Date
Tue, 23 Feb 2016
14:30
Location
L6
Speaker
Rajko Nenadov
Organisation
ETH Zurich

The size Ramsey number r'(H) of a graph H is the smallest number of edges in a graph G which is Ramsey with respect to H, that is, such that any 2-colouring of the edges of G contains a monochromatic copy of H. A famous result of Beck states that the size Ramsey number of the path with n vertices is at most bn for some fixed constant b > 0. An extension of this result to graphs of maximum degree ∆ was recently given by Kohayakawa, Rödl, Schacht and Szemerédi, who showed that there is a constant b > 0 depending only on ∆ such that if H is a graph with n vertices and maximum degree ∆ then r'(H) < bn^{2 - 1/∆} (log n)^{1/∆}. On the other hand, the only known lower-bound on the size Ramsey numbers of bounded-degree graphs is of order n (log n)^c for some constant c > 0, due to Rödl and Szemerédi.

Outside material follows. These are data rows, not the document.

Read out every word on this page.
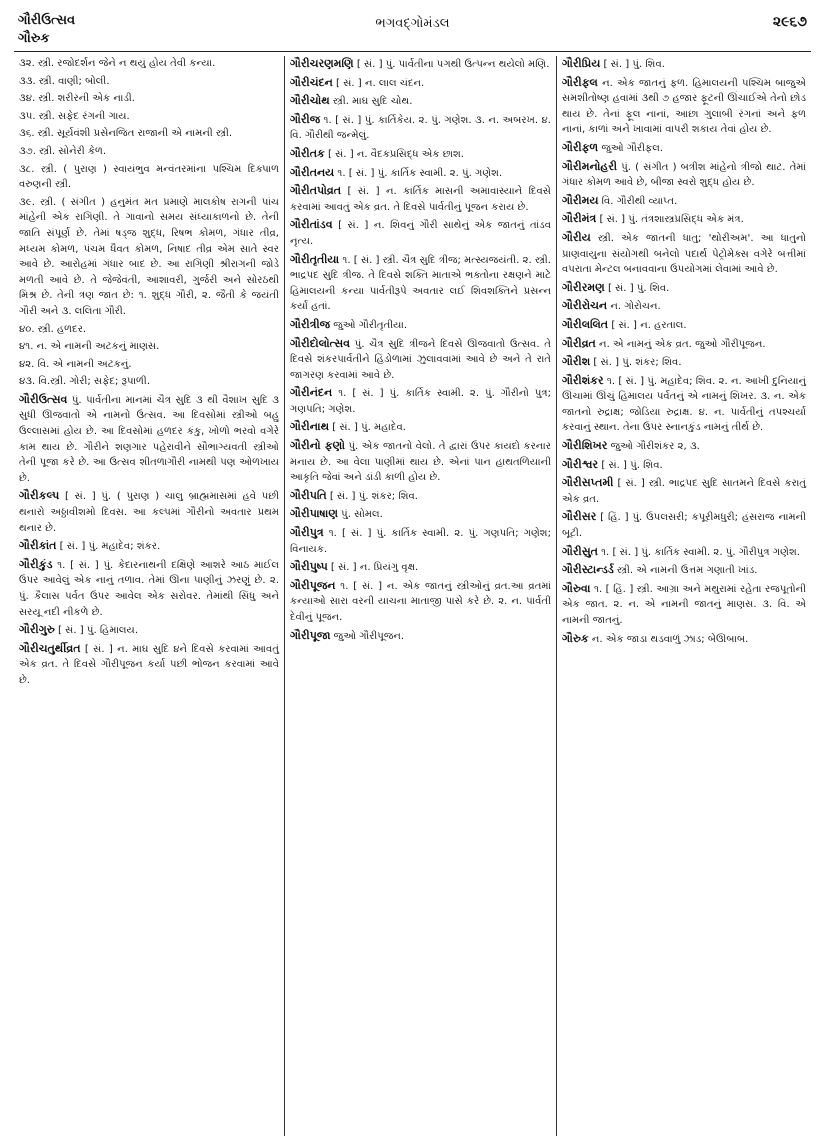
ગૌરીઉત્સવ
ગૌરુક
ભગવદ્ગોમંડલ	૨૯૬૭

૩૨. સ્ત્રી. રજોદર્શન જેને ન થયું હોય તેવી કન્યા.

૩૩. સ્ત્રી. વાણી; બોલી.

૩૪. સ્ત્રી. શરીરની એક નાડી.

૩૫. સ્ત્રી. સફેદ રંગની ગાય.

૩૬. સ્ત્રી. સૂર્યવંશી પ્રસેનજિત રાજાની એ નામની સ્ત્રી.

૩૭. સ્ત્રી. સોનેરી કેળ.

૩૮. સ્ત્રી. ( પુરાણ ) સ્વાયંભુવ મન્વંતરમાંના પશ્ચિમ દિક્પાળ વરુણની સ્ત્રી.

૩૯. સ્ત્રી. ( સંગીત ) હનુમંત મત પ્રમાણે માલકોષ રાગની પાંચ માંહેની એક રાગિણી. તે ગાવાનો સમય સંધ્યાકાળનો છે. તેની જાતિ સંપૂર્ણ છે. તેમાં ષડ્જ શુદ્ધ, રિષભ કોમળ, ગંધાર તીવ્ર, મધ્યમ કોમળ, પંચમ ધૈવત કોમળ, નિષાદ તીવ્ર એમ સાતે સ્વર આવે છે. આરોહમાં ગંધાર બાદ છે. આ રાગિણી શ્રીરાગની જોડે મળતી આવે છે. તે જેજેવંતી, આશાવરી, ગુર્જરી અને સોરઠથી મિશ્ર છે. તેની ત્રણ જાત છે: ૧. શુદ્ધ ગૌરી, ૨. જૈતી કે જયંતી ગૌરી અને ૩. લલિતા ગૌરી.

૪૦. સ્ત્રી. હળદર.

૪૧. ન. એ નામની અટકનું માણસ.

૪૨. વિ. એ નામની અટકનું.

૪૩. વિ.સ્ત્રી. ગોરી; સફેદ; રૂપાળી.

ગૌરીઉત્સવ પું. પાર્વતીના માનમાં ચૈત્ર સુદિ ૩ થી વૈશાખ સુદિ ૩ સુધી ઊજવાતો એ નામનો ઉત્સવ. આ દિવસોમાં સ્ત્રીઓ બહુ ઉલ્લાસમાં હોય છે. આ દિવસોમાં હળદર કંકુ, ખોળો ભરવો વગેરે કામ થાય છે. ગૌરીને શણગાર પહેરાવીને સૌભાગ્યવતી સ્ત્રીઓ તેની પૂજા કરે છે. આ ઉત્સવ શીતળાગૌરી નામથી પણ ઓળખાય છે.

ગૌરીકલ્પ [ સં. ] પું. ( પુરાણ ) ચાલુ બ્રાહ્મમાસમાં હવે પછી થનારો અઠ્ઠાવીશમો દિવસ. આ કલ્પમાં ગૌરીનો અવતાર પ્રથમ થનાર છે.

ગૌરીકાંત [ સં. ] પું. મહાદેવ; શંકર.

ગૌરીકુંડ ૧. [ સં. ] પું. કેદારનાથની દક્ષિણે આશરે આઠ માઈલ ઉપર આવેલું એક નાનું તળાવ. તેમાં ઊના પાણીનું ઝરણું છે. ૨. પું. કૈલાસ પર્વત ઉપર આવેલ એક સરોવર. તેમાંથી સિંધુ અને સરયૂ નદી નીકળે છે.

ગૌરીગુરુ [ સં. ] પું. હિમાલય.

ગૌરીચતુર્થીવ્રત [ સં. ] ન. માઘ સુદિ ૪ને દિવસે કરવામાં આવતું એક વ્રત. તે દિવસે ગૌરીપૂજન કર્યા પછી ભોજન કરવામાં આવે છે.

ગૌરીચરણમણિ [ સં. ] પું. પાર્વતીના પગથી ઉત્પન્ન થયેલો મણિ.

ગૌરીચંદન [ સં. ] ન. લાલ ચંદન.

ગૌરીચોથ સ્ત્રી. માઘ સુદિ ચોથ.

ગૌરીજ ૧. [ સં. ] પું. કાર્તિકેય. ૨. પું. ગણેશ. ૩. ન. અબરખ. ૪. વિ. ગૌરીથી જન્મેલું.

ગૌરીતક [ સં. ] ન. વૈદકપ્રસિદ્ધ એક છાશ.

ગૌરીતનય ૧. [ સં. ] પું. કાર્તિક સ્વામી. ૨. પું. ગણેશ.

ગૌરીતપોવ્રત [ સં. ] ન. કાર્તિક માસની અમાવાસ્યાને દિવસે કરવામાં આવતું એક વ્રત. તે દિવસે પાર્વતીનું પૂજન કરાય છે.

ગૌરીતાંડવ [ સં. ] ન. શિવનું ગૌરી સાથેનું એક જાતનું તાંડવ નૃત્ય.

ગૌરીતૃતીયા ૧. [ સં. ] સ્ત્રી. ચૈત્ર સુદિ ત્રીજ; મત્સ્યજયંતી. ૨. સ્ત્રી. ભાદ્રપદ સુદિ ત્રીજ. તે દિવસે શક્તિ માતાએ ભક્તોના રક્ષણને માટે હિમાલયની કન્યા પાર્વતીરૂપે અવતાર લઈ શિવશક્તિને પ્રસન્ન કર્યાં હતાં.

ગૌરીત્રીજ જુઓ ગૌરીતૃતીયા.

ગૌરીદોલોત્સવ પું. ચૈત્ર સુદિ ત્રીજને દિવસે ઊજવાતો ઉત્સવ. તે દિવસે શંકરપાર્વતીને હિંડોળામાં ઝુલાવવામાં આવે છે અને તે રાતે જાગરણ કરવામાં આવે છે.

ગૌરીનંદન ૧. [ સં. ] પું. કાર્તિક સ્વામી. ૨. પું. ગૌરીનો પુત્ર; ગણપતિ; ગણેશ.

ગૌરીનાથ [ સં. ] પું. મહાદેવ.

ગૌરીનો ફણો પું. એક જાતનો વેલો. તે દ્વારાં ઉપર કાયદો કરનાર મનાય છે. આ વેલા પાણીમાં થાય છે. એનાં પાન હાથતળિયાની આકૃતિ જેવાં અને ડાંડી કાળી હોય છે.

ગૌરીપતિ [ સં. ] પું. શંકર; શિવ.

ગૌરીપાષાણ પું. સોમલ.

ગૌરીપુત્ર ૧. [ સં. ] પું. કાર્તિક સ્વામી. ૨. પું. ગણપતિ; ગણેશ; વિનાયક.

ગૌરીપુષ્પ [ સં. ] ન. પ્રિયંગુ વૃક્ષ.

ગૌરીપૂજન ૧. [ સં. ] ન. એક જાતનું સ્ત્રીઓનું વ્રત.આ વ્રતમાં કન્યાઓ સારા વરની યાચના માતાજી પાસે કરે છે. ૨. ન. પાર્વતી દેવીનું પૂજન.

ગૌરીપૂજા જુઓ ગૌરીપૂજન.

ગૌરીપ્રિય [ સં. ] પું. શિવ.

ગૌરીફલ ન. એક જાતનું ફળ. હિમાલયની પશ્ચિમ બાજુએ સમશીતોષ્ણ હવામાં ૩થી ૭ હજાર ફૂટની ઊંચાઈએ તેનો છોડ થાય છે. તેનાં ફૂલ નાનાં, આછા ગુલાબી રંગનાં અને ફળ નાનાં, કાળાં અને ખાવામાં વાપરી શકાય તેવાં હોય છે.

ગૌરીફળ જુઓ ગૌરીફલ.

ગૌરીમનોહરી પું. ( સંગીત ) બત્રીશ માંહેનો ત્રીજો થાટ. તેમાં ગંધાર કોમળ આવે છે, બીજા સ્વરો શુદ્ધ હોય છે.

ગૌરીમય વિ. ગૌરીથી વ્યાપ્ત.

ગૌરીમંત્ર [ સં. ] પું. તંત્રશાસ્ત્રપ્રસિદ્ધ એક મંત્ર.

ગૌરીય સ્ત્રી. એક જાતની ધાતુ; 'થોરીઅમ'. આ ધાતુનો પ્રાણવાયુના સંયોગથી બનેલો પદાર્થ પેટ્રોમેક્સ વગેરે બત્તીમાં વપરાતા મેન્ટલ બનાવવાના ઉપયોગમાં લેવામાં આવે છે.

ગૌરીરમણ [ સં. ] પું. શિવ.

ગૌરીરોચન ન. ગોરોચન.

ગૌરીલલિત [ સં. ] ન. હરતાલ.

ગૌરીવ્રત ન. એ નામનું એક વ્રત. જુઓ ગૌરીપૂજન.

ગૌરીશ [ સં. ] પું. શંકર; શિવ.

ગૌરીશંકર ૧. [ સં. ] પું. મહાદેવ; શિવ. ૨. ન. આખી દુનિયાનું ઊંચામાં ઊંચું હિમાલય પર્વતનું એ નામનું શિખર. ૩. ન. એક જાતનો રુદ્રાક્ષ; જોડિયા રુદ્રાક્ષ. ૪. ન. પાર્વતીનું તપશ્ચર્યા કરવાનું સ્થાન. તેના ઉપર સ્નાનકુંડ નામનું તીર્થ છે.

ગૌરીશિખર જુઓ ગૌરીશંકર ૨, ૩.

ગૌરીશ્વર [ સં. ] પું. શિવ.

ગૌરીસપ્તમી [ સં. ] સ્ત્રી. ભાદ્રપદ સુદિ સાતમને દિવસે કરાતું એક વ્રત.

ગૌરીસર [ હિં. ] પું. ઉપલસરી; કપૂરીમધુરી; હંસરાજ નામની બૂટી.

ગૌરીસુત ૧. [ સં. ] પું. કાર્તિક સ્વામી. ૨. પું. ગૌરીપુત્ર ગણેશ.

ગૌરીસ્ટાન્ડર્ડ સ્ત્રી. એ નામની ઉત્તમ ગણાતી ખાંડ.

ગૌરુવા ૧. [ હિં. ] સ્ત્રી. આગ્રા અને મથુરામાં રહેતા રજપૂતોની એક જાત. ૨. ન. એ નામની જાતનું માણસ. ૩. વિ. એ નામની જાતનું.

ગૌરુક ન. એક જાડા થડવાળું ઝાડ; બેઊબાબ.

Together with David Conlon, we make a small step towards improving the upper bound. In particular, we show that if H is a ∆-bounded-degree triangle-free graph then r'(H) < s(∆) n^{2 - 1/(∆ - 1/2)} polylog n. In this talk we discuss why 1/∆ is the natural "barrier" in the exponent and how we go around it, why we need the triangle-free condition and what are the limits of our approach.